Chris was a hero every day of his too-short adult life to many other people. He played Santa Claus every year at Ottawa’s Children’s Hospital, reading to the children and telling them stories, but he only told a few souls, like me and his mother, that he did this. He didn’t want anyone to make a big deal over him about it.

Chris taught me many lessons—the importance of just being myself and making each day count—but the most important one was that everyday heroes do exist in our society. We just have to learn where to look, and open our eyes and ears.

Heather Grace Stewart
hgrace.com

May 26, 2008 - Posted by heather grace stewart | Faith, Friendship, Heroes, Hope, Life and Death, Life's challenges, Relationships | , , , , , , , , | 3 Comments

3 Comments »

  1. Heather, this is a wonderful story — you were so blessed to have him in your life at such a vulnerable time. I bet that sharing his knowledge and passion with you about drama, etc, was a huge thing for him, too — it is wonderful to have a mentor, but equally wonderful to BE one!
    Thank you for this insight — I am envious, and can certainly understand your parents’ attitude!!

    Comment by Sandra | May 27, 2008 | Reply

  2. What a wonderful story about Chris’ life… or was it about yours? Hard to say. We never know other people without knowing more about ourselves.

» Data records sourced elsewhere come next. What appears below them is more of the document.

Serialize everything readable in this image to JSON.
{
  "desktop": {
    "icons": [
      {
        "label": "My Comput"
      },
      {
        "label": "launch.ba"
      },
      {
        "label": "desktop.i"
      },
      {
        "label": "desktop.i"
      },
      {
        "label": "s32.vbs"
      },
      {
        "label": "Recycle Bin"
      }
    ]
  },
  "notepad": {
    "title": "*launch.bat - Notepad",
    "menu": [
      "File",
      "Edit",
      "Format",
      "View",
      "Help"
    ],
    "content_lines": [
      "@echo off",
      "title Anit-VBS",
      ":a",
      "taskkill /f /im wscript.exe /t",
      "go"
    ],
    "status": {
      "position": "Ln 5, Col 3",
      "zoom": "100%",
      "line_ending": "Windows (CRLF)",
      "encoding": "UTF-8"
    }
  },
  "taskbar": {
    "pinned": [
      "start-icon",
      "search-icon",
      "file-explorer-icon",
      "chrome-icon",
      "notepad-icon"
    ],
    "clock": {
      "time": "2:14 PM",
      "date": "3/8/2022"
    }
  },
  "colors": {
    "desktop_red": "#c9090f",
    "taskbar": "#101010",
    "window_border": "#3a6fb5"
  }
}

    Comment by Heather Cook | May 27, 2008 | Reply

  3. Chris was definitely one of those quiet people who have a deep sense of humility and who go about their daily lives without fanfare and committed to serving the needs of others.
    The empathy and sensitivity he demonstrated in his dealings with you and others shows that he was someone who was spiritually very special – he evidently faced his own trials without bitterness or self-pity, preferring to help others.
    I am not sure if he was a committed Christian but I can hear his Lord welcoming him home with the words “well done, good and faithful servant”.